Di Makassar, pada masa itu, sudah ada koloni dagang
orang-orang asing
dari daerah itu. Sehubungan dengan strategi orang-orang Melayu yang mendirikan
kerajaan-kerajaan yang berpaham Islam di sekitar Pulau Jawa, dalam lontara di
jelaskan, Raja Gowa ke-12, I Manggorai Daeng Mammeta Tunijallo (1565-1590)

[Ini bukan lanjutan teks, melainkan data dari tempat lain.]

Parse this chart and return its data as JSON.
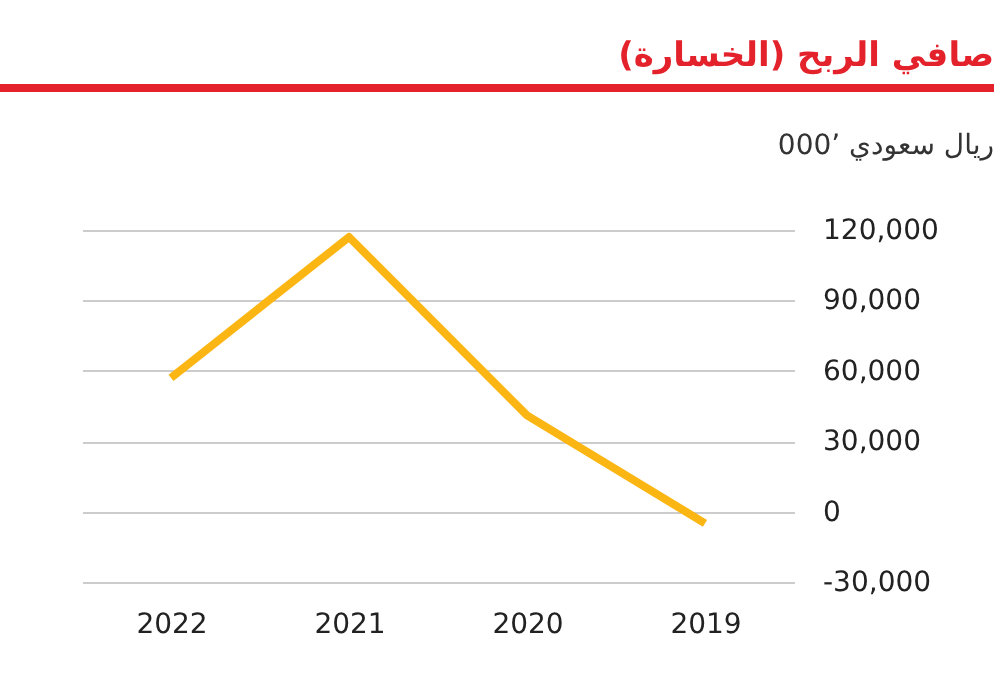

bersahabat baik dengan raja-raja di Pulau Jawa bagian barat. Raja Gowa
memberikan fasilitas kepada para saudagar Muslim untuk menetap di sekitar
Istana Kerajaan Gowa. Islam di Sulsel mencapai puncak keemasannya sekitar awal
abad ke-18 yang ditandai dengan berlakunya syariat Islam dalam berinteraksi sosial.

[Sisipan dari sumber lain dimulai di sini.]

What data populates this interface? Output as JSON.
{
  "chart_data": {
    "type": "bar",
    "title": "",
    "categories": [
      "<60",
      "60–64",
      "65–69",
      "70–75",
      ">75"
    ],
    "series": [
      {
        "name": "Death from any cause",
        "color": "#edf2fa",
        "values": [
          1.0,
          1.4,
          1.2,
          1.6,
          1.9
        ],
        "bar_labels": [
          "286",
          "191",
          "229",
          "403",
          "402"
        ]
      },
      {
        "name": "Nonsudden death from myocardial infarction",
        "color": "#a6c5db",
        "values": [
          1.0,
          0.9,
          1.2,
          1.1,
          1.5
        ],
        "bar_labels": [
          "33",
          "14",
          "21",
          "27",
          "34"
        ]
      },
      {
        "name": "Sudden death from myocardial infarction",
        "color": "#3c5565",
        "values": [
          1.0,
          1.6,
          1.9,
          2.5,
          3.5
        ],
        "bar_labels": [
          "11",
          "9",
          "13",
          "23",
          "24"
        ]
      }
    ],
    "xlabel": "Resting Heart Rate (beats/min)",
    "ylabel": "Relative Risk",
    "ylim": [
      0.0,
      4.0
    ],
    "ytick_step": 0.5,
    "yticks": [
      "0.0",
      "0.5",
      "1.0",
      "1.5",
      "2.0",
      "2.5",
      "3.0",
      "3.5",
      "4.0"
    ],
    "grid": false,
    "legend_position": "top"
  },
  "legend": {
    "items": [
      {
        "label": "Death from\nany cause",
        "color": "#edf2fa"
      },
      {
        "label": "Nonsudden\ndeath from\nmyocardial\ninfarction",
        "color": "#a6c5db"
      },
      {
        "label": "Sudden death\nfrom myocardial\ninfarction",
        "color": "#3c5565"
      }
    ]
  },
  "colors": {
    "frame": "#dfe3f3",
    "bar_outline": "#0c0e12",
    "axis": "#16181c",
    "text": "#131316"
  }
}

C. Pusat Peradaban Islam Di Sulawesi
Jika kita berbicara
lingkup sejarah Islam dengan zone Sulawesi, maka kita akan mendapatkan, bahwa
yang menjadi pusat peradaban Islam di sulawesi adalah Kerajaan Gowa.
Kerajaan Gowa secara
geografis terletak di dearah Kabupaten Gowa Propinsi Sulawesi Selatan saat ini.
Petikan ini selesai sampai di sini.